What is Therapy? What Does a Therapist Do?

When it comes to therapy, most of us think of scenes from movies or TV series; The therapist sits with an expressionless face, the client lies on the sofa or sits in the chair with a pained expression in front of the therapy, followed by the cult sentence: "Let's go down to your childhood..." In fact, what happens throughout the therapy is much different than this, to the extent that even saying it is more is not enough. This distorted image gives us an idea not about what therapy is, but rather about what it is not.

Except for a small minority, clients resort to therapy when they have exhausted more traditional or at least other solutions. For example, they have realized that drug use does not work in the long term, and that it is futile to blame others for their problems or to let the situation they perceive as a problem disappear on its own. Hiding under the duvet can make you feel safe... until it's time to change the sheets!

Sigmund Freud distinguished therapy from other methods such as drug treatment and introduced the following definition; therapy is talking therapy. So, what does the therapist do and clients change, heal and become different by talking?

The human need to be understood is a very understandable and human emotion. In therapy, sometimes clients just want this. At this point, the misconception is the thought, "I also talk to my family and friends, and they understand me." These shares with our relatives and friends are also very valuable, but these shares are mostly about "sharing our troubles"; The focus is on trouble. In therapy, the focus has always been on solution and change. Clients, of course, talk about the problems they experience during the session and talk about their intellectual and emotional reflections on them. However, in therapy, there is an expert eye, a process of going behind the visible face of the problem and changing the existing situations by working on them. People may forget their neighbors, their teachers, even some of their friends, but they never forget their therapists. What clients remember about their therapists will probably be elements such as a new idea or a new perspective on a familiar concept. If the therapy has reached the client, these internalized processes will always be with the client even if the therapy process ends after a while. It will be a.

The therapist sees the client in three dimensions during the therapy process. Seeing not only the problem he is experiencing at that moment, his role as a mother, father, husband, but also the other person in all aspects means going beyond empathizing with the client. In the therapeutic process, the therapist understands the nature of individuals' individual belief systems and attachment dynamics, as well as examines individuals' broader social and support network contexts, stage in the family life cycle, past-present-future time frame, and, most importantly, the solutions clients have attempted so far and their relationships with them. The therapist who can see the problems the person is experiencing and the invisible processes and role in these problems, what he brings from his family of origin or his past life, his role in ongoing and unchanging relationship patterns, and the interactional patterns behind a behavior is the one who can provide the best service to his client. Being able to see these is the first step for the therapist, and the next thing to do is to work with them and manage the process that will enable the client to reach a point that will enable him to get better.

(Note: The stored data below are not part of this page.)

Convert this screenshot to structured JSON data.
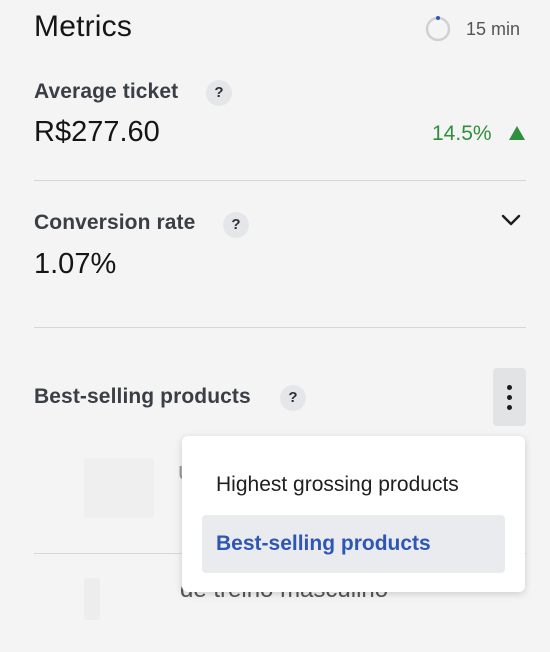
{
  "header": {
    "title": "Metrics",
    "timer_label": "15 min"
  },
  "average_ticket": {
    "label": "Average ticket",
    "help": "?",
    "value": "R$277.60",
    "delta": "14.5%",
    "delta_direction": "up"
  },
  "conversion_rate": {
    "label": "Conversion rate",
    "help": "?",
    "value": "1.07%"
  },
  "best_selling": {
    "label": "Best-selling products",
    "help": "?",
    "list_fragment_1": "u",
    "list_fragment_2": "de treino masculino"
  },
  "dropdown": {
    "items": [
      {
        "label": "Highest grossing products",
        "selected": false
      },
      {
        "label": "Best-selling products",
        "selected": true
      }
    ]
  },
  "colors": {
    "positive": "#2f8f3c",
    "selected_text": "#2e56b5",
    "selected_bg": "#e9ebee"
  }
}
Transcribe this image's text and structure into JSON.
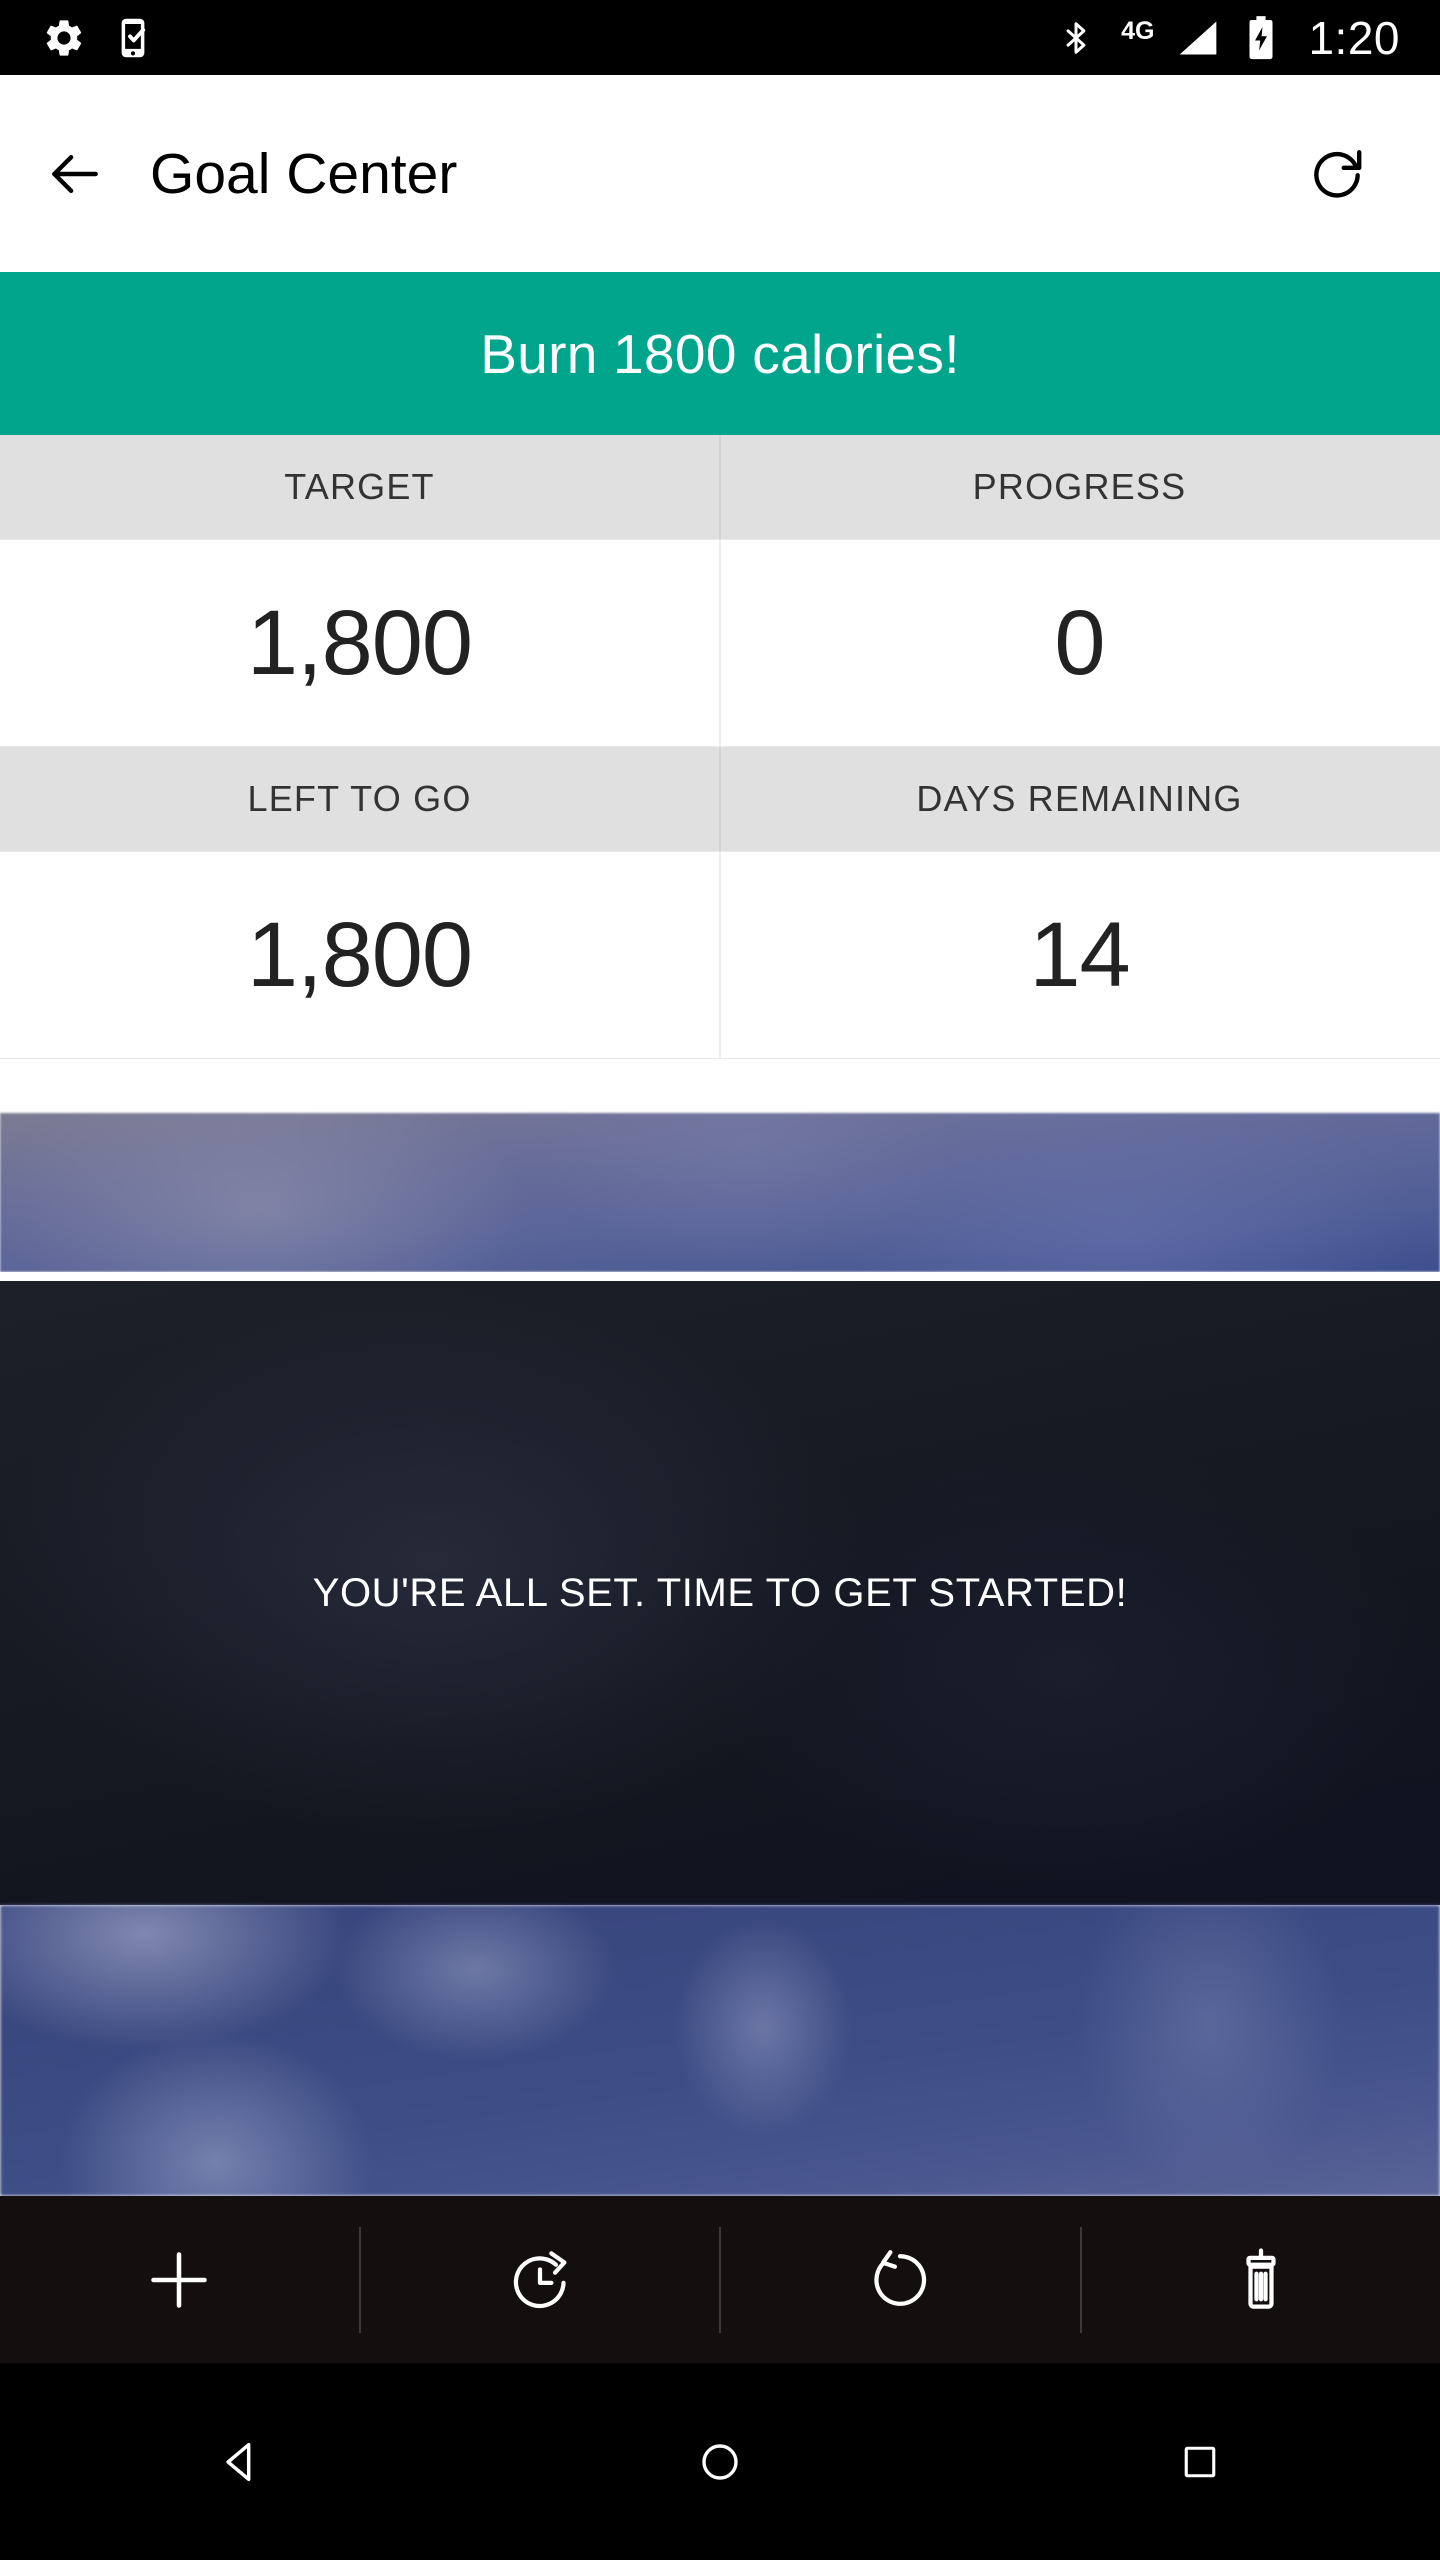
{
  "status_bar": {
    "left_icons": [
      {
        "name": "settings-gear-icon",
        "label": "settings"
      },
      {
        "name": "phone-check-icon",
        "label": "device-check"
      }
    ],
    "right_icons": [
      {
        "name": "bluetooth-icon",
        "label": "bluetooth"
      },
      {
        "name": "signal-icon",
        "label": "signal"
      },
      {
        "name": "battery-charging-icon",
        "label": "battery charging"
      }
    ],
    "network_label": "4G",
    "time": "1:20"
  },
  "app_bar": {
    "back_label": "Back",
    "title": "Goal Center",
    "refresh_label": "Refresh"
  },
  "banner": {
    "text": "Burn 1800 calories!",
    "color": "#00a58c"
  },
  "stats": {
    "headers_row1": [
      "TARGET",
      "PROGRESS"
    ],
    "values_row1": [
      "1,800",
      "0"
    ],
    "headers_row2": [
      "LEFT TO GO",
      "DAYS REMAINING"
    ],
    "values_row2": [
      "1,800",
      "14"
    ]
  },
  "hero": {
    "message": "YOU'RE ALL SET. TIME TO GET STARTED!"
  },
  "action_bar": {
    "items": [
      {
        "name": "add-button",
        "icon": "plus-icon",
        "label": "Add"
      },
      {
        "name": "history-button",
        "icon": "clock-arrow-icon",
        "label": "History"
      },
      {
        "name": "reset-button",
        "icon": "rotate-icon",
        "label": "Reset"
      },
      {
        "name": "delete-button",
        "icon": "trash-icon",
        "label": "Delete"
      }
    ]
  },
  "nav_bar": {
    "items": [
      {
        "name": "nav-back",
        "icon": "triangle-back-icon",
        "label": "Back"
      },
      {
        "name": "nav-home",
        "icon": "circle-home-icon",
        "label": "Home"
      },
      {
        "name": "nav-recents",
        "icon": "square-recents-icon",
        "label": "Recents"
      }
    ]
  }
}
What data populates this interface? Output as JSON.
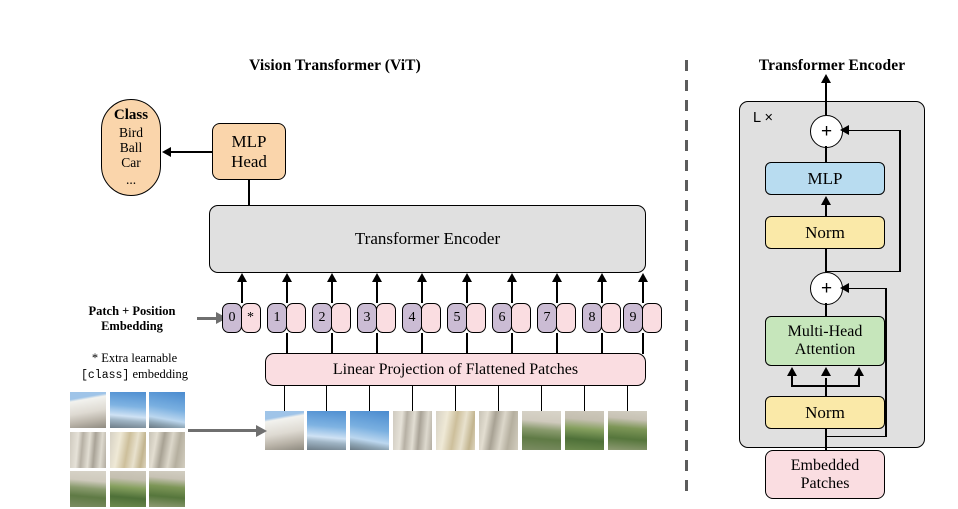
{
  "figure": {
    "left_panel_title": "Vision Transformer (ViT)",
    "right_panel_title": "Transformer Encoder"
  },
  "class_head": {
    "heading": "Class",
    "items": [
      "Bird",
      "Ball",
      "Car",
      "..."
    ],
    "mlp_head_line1": "MLP",
    "mlp_head_line2": "Head"
  },
  "encoder_block": {
    "label": "Transformer Encoder"
  },
  "embedding": {
    "label_line1": "Patch + Position",
    "label_line2": "Embedding",
    "footnote_line1": "* Extra learnable",
    "footnote_code": "[class]",
    "footnote_line2_tail": " embedding",
    "tokens": [
      "0",
      "1",
      "2",
      "3",
      "4",
      "5",
      "6",
      "7",
      "8",
      "9"
    ],
    "star": "*"
  },
  "projection": {
    "label": "Linear Projection of Flattened Patches"
  },
  "encoder_detail": {
    "repeat_label": "L ×",
    "mlp": "MLP",
    "norm_top": "Norm",
    "attention_line1": "Multi-Head",
    "attention_line2": "Attention",
    "norm_bottom": "Norm",
    "embedded_line1": "Embedded",
    "embedded_line2": "Patches",
    "plus_glyph": "+"
  },
  "colors": {
    "orange": "#fad5ab",
    "pink": "#fadde1",
    "purple": "#cbbcd4",
    "gray_panel": "#e0e0e0",
    "blue": "#b8dcf0",
    "yellow": "#fae9a8",
    "green": "#c6e6bb",
    "divider": "#5c5c5c",
    "gray_arrow": "#6f6f6f"
  },
  "patch_grid": {
    "rows": 3,
    "cols": 3,
    "description": "3x3 image patches of a palace facade"
  },
  "patch_strip": {
    "count": 9
  }
}
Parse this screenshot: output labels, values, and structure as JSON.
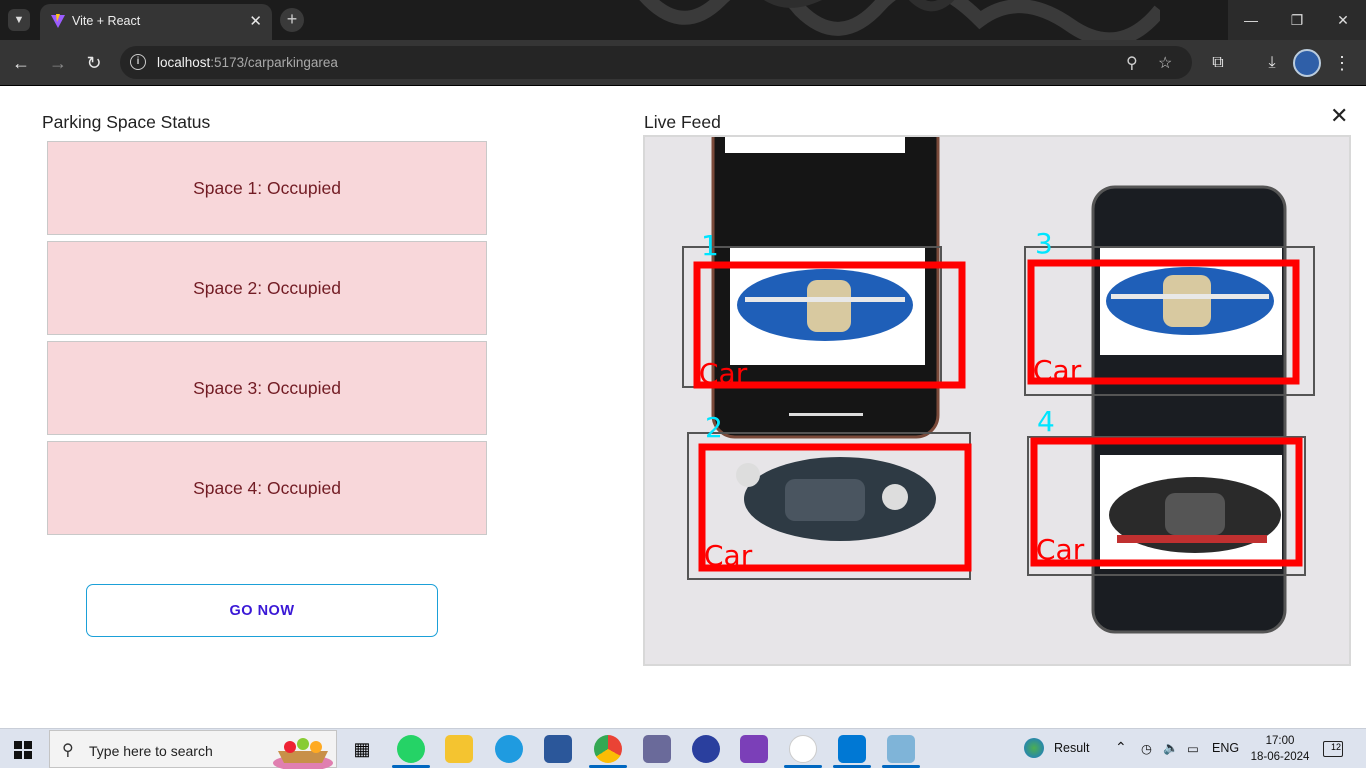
{
  "browser": {
    "tab_title": "Vite + React",
    "url_host": "localhost",
    "url_path": ":5173/carparkingarea"
  },
  "page": {
    "status_heading": "Parking Space Status",
    "feed_heading": "Live Feed",
    "spaces": [
      {
        "label": "Space 1: Occupied"
      },
      {
        "label": "Space 2: Occupied"
      },
      {
        "label": "Space 3: Occupied"
      },
      {
        "label": "Space 4: Occupied"
      }
    ],
    "go_button": "GO NOW",
    "feed_overlays": [
      {
        "slot": "1",
        "class": "Car"
      },
      {
        "slot": "2",
        "class": "Car"
      },
      {
        "slot": "3",
        "class": "Car"
      },
      {
        "slot": "4",
        "class": "Car"
      }
    ]
  },
  "taskbar": {
    "search_placeholder": "Type here to search",
    "weather_label": "Result",
    "language": "ENG",
    "time": "17:00",
    "date": "18-06-2024",
    "notification_count": "12"
  },
  "colors": {
    "occupied_bg": "#f8d7da",
    "occupied_text": "#721c24",
    "button_border": "#1ba0d8",
    "button_text": "#3a18d6",
    "detection_box": "#ff0000",
    "slot_number": "#00e5ff"
  }
}
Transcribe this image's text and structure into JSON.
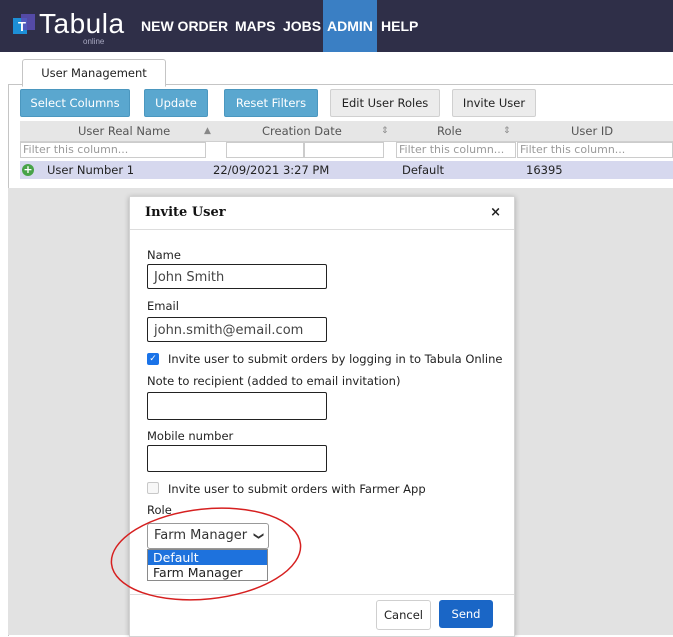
{
  "app": {
    "logo_text": "Tabula",
    "logo_sub": "online",
    "nav": [
      "NEW ORDER",
      "MAPS",
      "JOBS",
      "ADMIN",
      "HELP"
    ],
    "active_nav": "ADMIN"
  },
  "tabs": [
    "User Management"
  ],
  "toolbar": {
    "select_columns": "Select Columns",
    "update": "Update",
    "reset_filters": "Reset Filters",
    "edit_user_roles": "Edit User Roles",
    "invite_user": "Invite User"
  },
  "grid": {
    "columns": [
      "User Real Name",
      "Creation Date",
      "Role",
      "User ID"
    ],
    "filter_placeholder": "Filter this column...",
    "rows": [
      {
        "name": "User Number 1",
        "created": "22/09/2021 3:27 PM",
        "role": "Default",
        "id": "16395"
      }
    ]
  },
  "modal": {
    "title": "Invite User",
    "close_icon": "×",
    "name_label": "Name",
    "name_value": "John Smith",
    "email_label": "Email",
    "email_value": "john.smith@email.com",
    "invite_online_label": "Invite user to submit orders by logging in to Tabula Online",
    "invite_online_checked": true,
    "note_label": "Note to recipient (added to email invitation)",
    "note_value": "",
    "mobile_label": "Mobile number",
    "mobile_value": "",
    "invite_app_label": "Invite user to submit orders with Farmer App",
    "invite_app_checked": false,
    "role_label": "Role",
    "role_selected": "Farm Manager",
    "role_options": [
      "Default",
      "Farm Manager"
    ],
    "role_highlighted": "Default",
    "cancel": "Cancel",
    "send": "Send"
  },
  "colors": {
    "nav_bg": "#2f2f48",
    "nav_active": "#3a7fc4",
    "toolbar_blue": "#5aa7cf",
    "send_blue": "#1a66c6",
    "row_highlight": "#d6d8ee",
    "annotation": "#d62020"
  }
}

With therapy, people become aware of their own and others' individual belief systems and their "appropriateness". During meetings and evaluations, they are encouraged to understand the circular nature of their interactions, embrace their projections, and take individual responsibility instead of the notion of "your fault." One of the strengths of therapy is to see the situations that people experience as problems and their contribution to the development of these situations in order to get them out of the problems they are stuck in, and to help them take responsibility for their behavior for change by showing them to the client from time to time and working on their sources. In other words, being able to see the clients' recurring patterns that they cannot get out of and intervening in the nature of these patterns helps the client to remove the obstacles to change and development.

What else does the therapist do? There are some periods of life where the client performs below his/her strength. The sources of these are identified and intervened, and the obstacles to the client's better performance are removed. Everyone has negative thoughts about themselves. They have their picks. We see that there are many reasons behind these thought patterns, such as childhood experiences, traumatic experiences during adolescence, and parental relationships, and sometimes this process curls up inside the client like a knot. Each person's process, if any, is unique, and the therapist tries to understand the client's process rather than formulating solutions, identifies the blocked points, and works on them to liberate the client. Therapy is actually, first of all, a creative process. The therapy process aims to make discoveries from time to time and to bring new meaning patterns to human experiences.

We have stated that the client wants to be understood above all else. What the therapist does at the point of understanding someone is to reach the client's feelings and respond to his presence. The therapist who can reach the client's emotion is the one who has reached the client and is ready to take action. A therapeutic alliance is established through the therapist's empathy and ability to help the client. This makes it possible for the client and therapist to set out together. In this process, the therapist walks with the client for change and continues on his way with an authentic stance rather than a sterile one.

Of course, the therapy and therapist-related processes written in this article represent therapy methods applied with a certain approach, rather than being an absolute truth. . Just as every client is different, so is every therapist. Therapists create a therapy style with the training they receive and their personality and character traits. The important thing is to break down your resistance in the process of getting support, which is the first step, and to start this process by finding a self-trained therapist who you think will help you.